Mon Aug 11 21:28:20 CEST 2014

On Mon, Aug 11, 2014 at 11:36:26AM -0700, Asmus Freytag wrote:
> I am responding to Vint's message, because, for some reason, I do
> not receive Andrew's messages via the list.

I'm copying you so that you see this one.

> First, the very same case has been in place for ø in Danish (and Norwegian)
> which will look like the sequence o + combining /, but is not deemed
> identical to it.

Just so I understand the example, are you claiming that people using
Unicode ever used such a combining sequence, or are you merely
observing that you can use arbitrary combinations to gin up
similar-appearing things?  I don't think the latter observation is
relevant here.

> As a result, Unicode has the principle of encoding all overlays
> as precomposed forms 

Yes, and nobody is objecting to that. 

> The case under consideration is rather similar.
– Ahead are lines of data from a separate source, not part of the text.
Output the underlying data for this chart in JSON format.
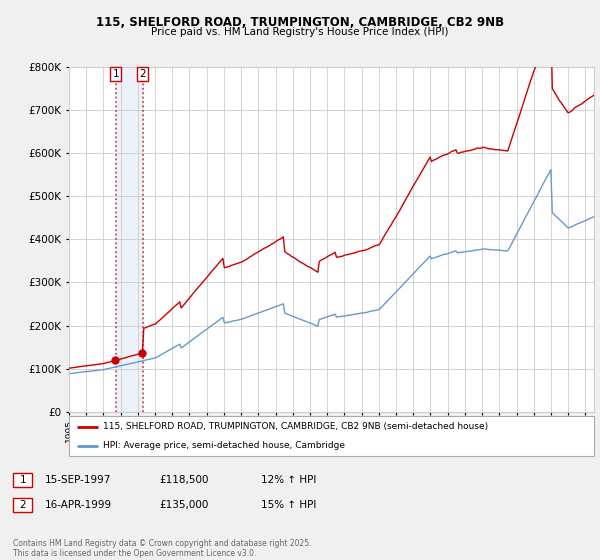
{
  "title1": "115, SHELFORD ROAD, TRUMPINGTON, CAMBRIDGE, CB2 9NB",
  "title2": "Price paid vs. HM Land Registry's House Price Index (HPI)",
  "legend_line1": "115, SHELFORD ROAD, TRUMPINGTON, CAMBRIDGE, CB2 9NB (semi-detached house)",
  "legend_line2": "HPI: Average price, semi-detached house, Cambridge",
  "footnote": "Contains HM Land Registry data © Crown copyright and database right 2025.\nThis data is licensed under the Open Government Licence v3.0.",
  "transaction1_date": "15-SEP-1997",
  "transaction1_price": "£118,500",
  "transaction1_hpi": "12% ↑ HPI",
  "transaction2_date": "16-APR-1999",
  "transaction2_price": "£135,000",
  "transaction2_hpi": "15% ↑ HPI",
  "red_color": "#cc0000",
  "blue_color": "#6699cc",
  "background_color": "#f0f0f0",
  "plot_bg_color": "#ffffff",
  "grid_color": "#cccccc",
  "ylim_min": 0,
  "ylim_max": 800000,
  "transaction1_year": 1997.71,
  "transaction2_year": 1999.29,
  "sale1_price": 118500,
  "sale2_price": 135000,
  "hpi_seed": 42,
  "hpi_base": 88000,
  "prop_scale_after_sale2": 1.42
}
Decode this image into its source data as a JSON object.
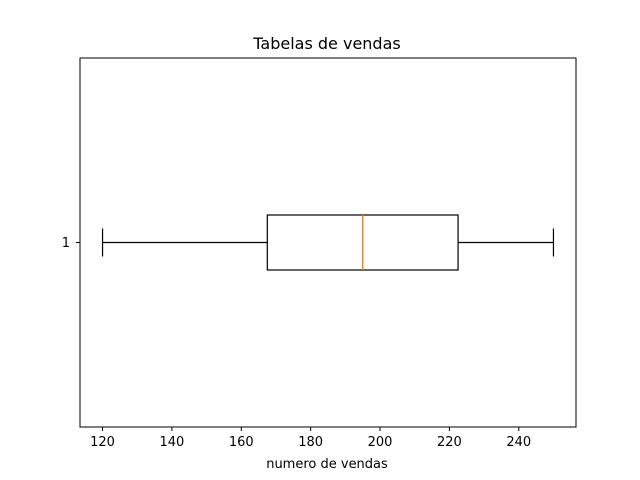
{
  "chart_data": {
    "type": "boxplot",
    "orientation": "horizontal",
    "title": "Tabelas de vendas",
    "xlabel": "numero de vendas",
    "ylabel": "",
    "xlim": [
      113.5,
      256.5
    ],
    "x_ticks": [
      120,
      140,
      160,
      180,
      200,
      220,
      240
    ],
    "y_tick_labels": [
      "1"
    ],
    "grid": false,
    "boxes": [
      {
        "label": "1",
        "whisker_low": 120,
        "q1": 167.5,
        "median": 195,
        "q3": 222.5,
        "whisker_high": 250
      }
    ],
    "colors": {
      "box": "#000000",
      "median": "#ff7f0e"
    }
  }
}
The combining
> hamza exists for a particular use case (Koran), but is otherwise
> not part of the orthography. 

This is a little like saying that in English, æ exists for a
particular use case (Latin-derived words and, in the US, a certain
foppishness about spelling) but is otherwise not part of the
orthography.  I don't see how the "otherwise" helps you.

> As I understand, the use of the
> combined form for a non-Arabic language is unrelated to
> applying  a "hamza" even though it uses the same squiggle.

Sure, I can buy that.

> What this has to do with two letters (whether 'a' and 'a' or
> ö and ö) being used in two different languages is a bit unclear
> to me, so I don't understand Andrew's question.

In the case of ö and ö, it's a perfectly parallel argument, AFAICT.
If you want to argue that U+08A1 is a completely different letter in
an orthography to U+0628 with the decoration U+0654 on it, I'm
prepared to concede that.  But then I want to know why the Swedish use
of ö, which is a letter in the Swedish alphabet, is not
differently-encoded to o-with-an-umlaut in German (which is not a
different letter, but a letter with an accent on it).  If the Swedish
ö and the German ö were encoded differently, then we would not have
the problem that Patrik's last name can get misrendered by a
German-centric but naïve transliterator as "Faeltstroem".  (We'd have
a different problem, of course.)  

This different encoding notion seems to be entailed by the argument
for not normalizing U+08A1 to U+0628 plus U+0654.  What am I missing?

> For obvious reasons, this "thing" tends to happen for minority
> languages, not to say "obscure" ones, if only for the simple
> reason that the common, well-known, and prominent ones
> are all known and accounted for

Well, yes, but this "thing" also means that the minority or obscure
cases have existing work-arounds.  The older cases don't have a
problem, because practices aren't changing depending on the library of
Unicode you happen to have.  So to say that these are rare cases is in
fact to make the point that there is an issue for protocols
_stronger_, not weaker.

Best regards,

A

-- 
Andrew Sullivan
ajs at anvilwalrusden.com